In her opening chapter, "The Sixth Extinction", in prose that is hauntingly beautiful and poignant, Kolbert cites the disappearance of Panamanian frogs and toads as one emblematic of the ongoing crisis in biodiversity, noting that of all the major groups of terrestrial vertebrates, amphibians are the ones which are most rapidly going extinct before our very eyes. She uses the discoveries of fossil mastodons and mammoths in North America and Europe in the 18th and early 19th Centuries in the second chapter ("The Mastodon's Molars") to introduce readers to the great French naturalist Georges Cuvier who was the first to recognize the existence of extinct species and the likelihood that they died during great cataclysms in Earth's history. Her third chapter, "The Original Penguin", is an especially lucid account of British geologist Charles Lyell's uniformitarian view of Earth's history, and how that inspired Charles Darwin's thinking, not only in geology, but especially, in his conception of the Theory of Evolution via Natural Selection, while describing the rapid extinction of the Great Auk - which was the first bird to be dubbed a "penguin" - in the North Atlantic Ocean along the northernmost coast of North America and Iceland. In the fourth chapter, "The Luck of the Ammonites", she offers an especially lucid account of geologist Walter Alvarez's discovery of the iridium-rich clay at the end of the Cretaceous, leading to the development of the asteroid impact theory for the Cretaceous mass extinction, while also discussing work by such notable invertebrate paleontologists as David Jablonski, David Raup, Jack Sepkoski, and Neil Landman, in noting how the Cretaceous mass extinction that wiped out the non-avian dinosaurs, ammonites and other notable terrestrial and marine organisms, was simply a case of bad luck, which she emphasizes further in describing the probable causes for the terminal Ordovician and terminal Permian mass extinctions (Chapter V).

Kolbert devotes two chapters (Chapters VI and VII) to the ongoing "experiment" humanity is performing on the world's oceans, ocean acidification, caused by an excessive increase in carbon dioxide being dumped into them, and noting that it was a likely cause for several of the mass extinctions known from the fossil record. I must commend her for an excellent discussion of the species-area curve known for decades by ecologists, especially through the important research by E. O. Wilson and his colleague Robert MacArthur in the early 1960s (Chapter VIII), as a means of understanding habitat fragmentation (Chapter IX) as a major contributing factor in determining a species' prospects for survival.

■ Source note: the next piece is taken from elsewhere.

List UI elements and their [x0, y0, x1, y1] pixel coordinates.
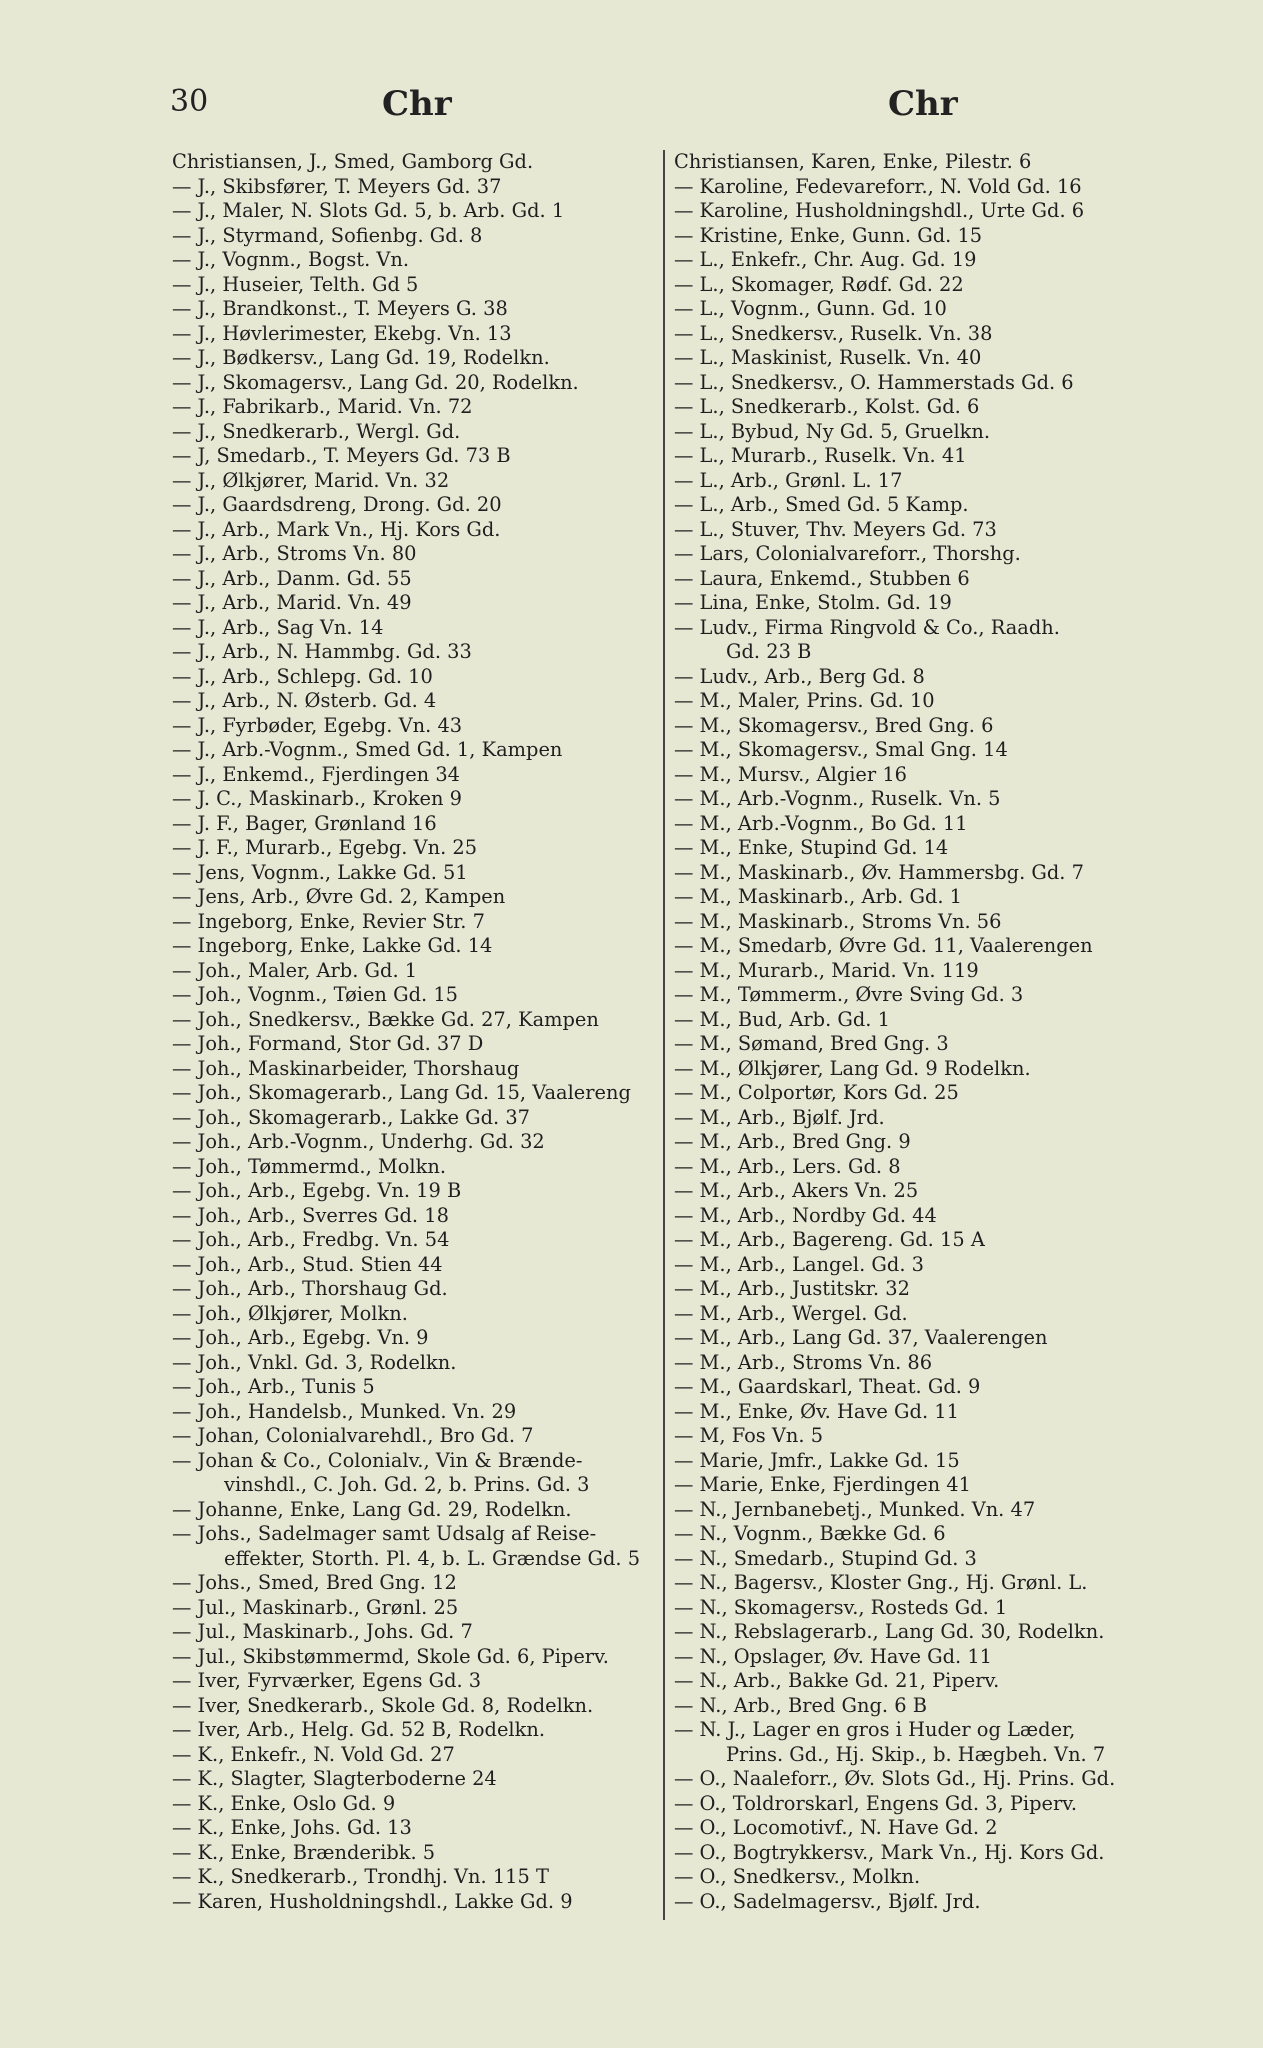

There are also excellent discussions on how human activity has fostered the unexpected dispersal of animals and plants, creating, in essence a "New Pangea" (Chapter X), that has only accelerated the tempo of the ongoing mass extinction, and the "Pleistocene Overkill" hypothesis (Chapter XI) proposed by geologist Paul S. Martin that has been confirmed, in spectacular fashion, by palynological (fossilized pollen and spores) data from Australia and North America. She describes the extinction of Neanderthals as another, much earlier, example of human-driven extinction (Chapter XII) relying on the notable research by Svante Paabo and his team, noting the importance of the "Out of Africa" theory in explaining Homo sapiens' global dispersal, while also discussing Paabo's "leaky-replacement" hypothesis that accounts for Neanderthals' eventual replacement by Homo sapiens through interbreeding, resulting in hybrids whose descendants include all non-African populations of humanity, contributing between 1 and 4 percent within the genomes of non-African populations, remnants of the Neanderthal genome. In the concluding chapter (Chapter XIII), Kolbert acknowledges she has been amassing evidence demonstrating why the current mass extinction exists, and warning us that "...we are deciding, without quite meaning to, which evolutionary pathways will remain open and which will forever be closed. No other creature has ever managed this, and it will, unfortunately, be our most enduring legacy."